1) Checklists work

Neil Armstrong’s lunar footprint is the ultimate evidence of the effectiveness of checklists. Right down to the final seconds, NASA launches run on checklists. 35 seconds and counting, second stage tanks now pressurised, T minus 15 seconds guidance is internal, T minus 10 ignition sequence starts, 6, 5, 4, 3… – you know the rest.

2) Checklists dramatically reduce error

But NASA isn’t the only organisation to recognise the benefits of checklists. In the time critical and intense environment of hospital intensive care units, life depends on separate teams carrying out multiple and separate processes in exactly the right sequence. Checklists have been shown to reduce deaths through complications by as much as one third.

3) Checklists clearly allocate responsibility

You’ll know the business epigram about everybody, somebody, nobody, anybody and the failed task. Anybody could have done it, but nobody did it because everybody thought somebody would do it. Often under pressure it’s the simplest task that, because of its very simplicity, is overlooked. A checklist with clearly allocated responsibilities stops this from happening.

4) Checklists identify problems early on

In cross-functional groups, it’s all too easy to carry on with “your” bit of the task even though something has gone wrong somewhere else. The multi-million dollar Hubble telescope initially failed because the wrong sized 20 cents washer was used. The error was ignored because people further down the chain knew they were doing their job properly and assumed previous readings were incorrect.

5 ways to make checklists work for you:

1) Don’t dismiss checklists because they seem simple

People object to checklists as mere recipes creating an additional admin burden, or too simplistic to be valuable. As experience in intensive care has shown, properly implemented, they’re neither.

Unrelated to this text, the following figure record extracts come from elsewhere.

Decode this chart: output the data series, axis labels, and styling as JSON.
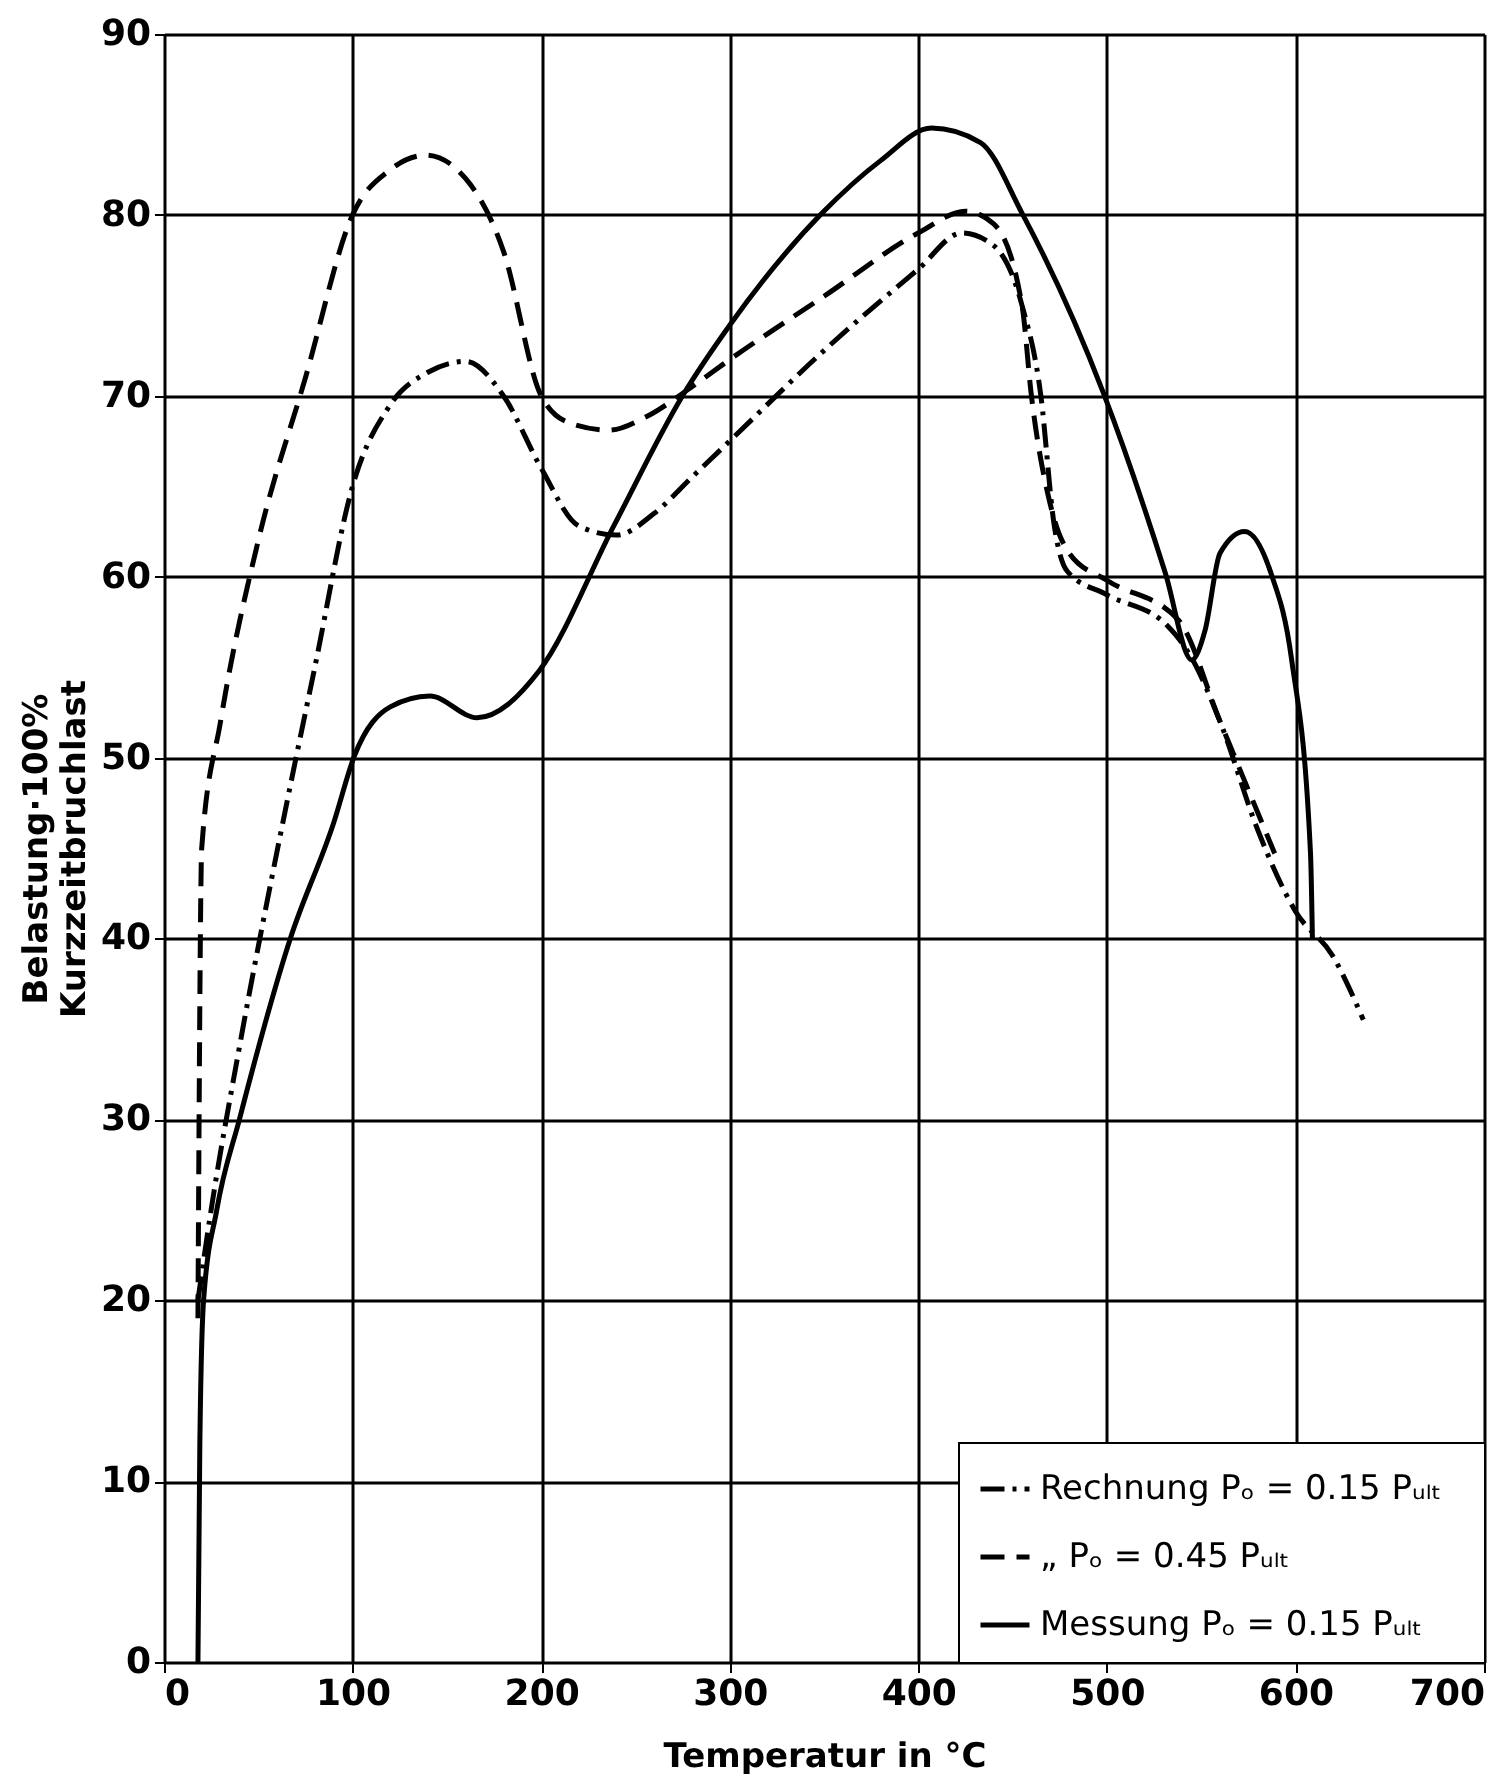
{
  "chart_data": {
    "type": "line",
    "xlabel": "Temperatur   in  °C",
    "ylabel": "Belastung·100%\nKurzzeitbruchlast",
    "xlim": [
      0,
      700
    ],
    "xticks": [
      0,
      100,
      200,
      300,
      400,
      500,
      600,
      700
    ],
    "ylim": [
      0,
      90
    ],
    "yticks": [
      0,
      10,
      20,
      30,
      40,
      50,
      60,
      70,
      80,
      90
    ],
    "grid": true,
    "legend": "bottom right",
    "marker": "none",
    "series": [
      {
        "name": "Rechnung   Pₒ = 0.15 Pᵤₗₜ",
        "color": "#000000",
        "line_style": "dashdot",
        "x": [
          18,
          25,
          40,
          63,
          80,
          100,
          120,
          140,
          160,
          180,
          200,
          220,
          240,
          260,
          280,
          300,
          350,
          400,
          423,
          440,
          455,
          465,
          472,
          479,
          500,
          532,
          545,
          560,
          580,
          600,
          620,
          636
        ],
        "values": [
          20,
          25,
          34,
          46.4,
          55,
          65,
          69.5,
          71.3,
          71.9,
          70,
          66,
          62.8,
          62.3,
          63.5,
          65.5,
          67.5,
          72.5,
          77,
          79,
          78.3,
          75,
          70,
          62.9,
          60.3,
          59,
          57.3,
          55.5,
          52,
          46,
          41.5,
          39,
          35.5
        ]
      },
      {
        "name": "„   Pₒ = 0.45 Pᵤₗₜ",
        "color": "#000000",
        "line_style": "dashed",
        "x": [
          18,
          20,
          30,
          50,
          75,
          100,
          120,
          139,
          160,
          180,
          200,
          215,
          236,
          255,
          280,
          300,
          350,
          400,
          425,
          440,
          455,
          460,
          470,
          480,
          500,
          538,
          560,
          589
        ],
        "values": [
          19,
          45,
          52,
          62,
          71,
          80,
          82.5,
          83.3,
          82,
          78,
          70,
          68.5,
          68.1,
          68.8,
          70.5,
          72,
          75.5,
          79,
          80.2,
          79.5,
          75,
          70,
          64,
          61.3,
          59.8,
          57.6,
          52,
          44.7
        ]
      },
      {
        "name": "Messung   Pₒ = 0.15 Pᵤₗₜ",
        "color": "#000000",
        "line_style": "solid",
        "x": [
          18,
          19,
          21,
          28,
          40,
          67,
          90,
          101,
          120,
          141,
          166,
          199,
          239,
          275,
          300,
          349,
          380,
          407,
          433,
          455,
          498,
          531,
          545,
          552,
          560,
          573,
          587,
          598,
          608,
          609
        ],
        "values": [
          0,
          12,
          20,
          25,
          30,
          40,
          46.4,
          50.1,
          52.8,
          53.4,
          52.2,
          54.8,
          62.9,
          70,
          73.9,
          80.1,
          83,
          84.8,
          84,
          80.1,
          70.2,
          60.2,
          55.4,
          57,
          61.3,
          62.5,
          60.2,
          55.4,
          44.7,
          40
        ]
      }
    ]
  }
}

2) Do fully understand the task.

Take the time to analyse the task and break it down into its essential steps. Not as easy as it sounds. You know how to tie shoelaces for example, but try writing a checklist that would explain how to do it to a complete novice.

3) Do understand your user

It’s no good expecting someone to do something that doesn’t fit with their worldview, or concentrate on two processes at once just because it suits your plan. Keep every task appropriate and sequential.

4) Do work out where you can create out-loops

Look to where you can create external sub loops that can feed back into the main process. For example you can create a sub-checklist for shoelace tying, because it is clear when the task is finished and ticked off. In relocation this is particularly useful for outsourcing skilled help outside your core businesses processes such as expense management.

5) Do look for transactional compression opportunities.

Finding processes that, whilst appearing different, can be implemented through essentially the same structure both reduces risk and saves time and money. Nature is brilliant at this; all mammals from the blue whale to field mice share the same amended skeletal structure.

Start today and start with the simple

Even though we firmly believe all relocation processes can be check-listed, issues like immigration can seem so complex that the whole process ends up in the box marked “too difficult”. So start with the more obviously transactional stuff involving costs, which, as it is more rules-based, is much more amenable to checklist processing. Perhaps you could start by making a checklist of how you’re going to do it.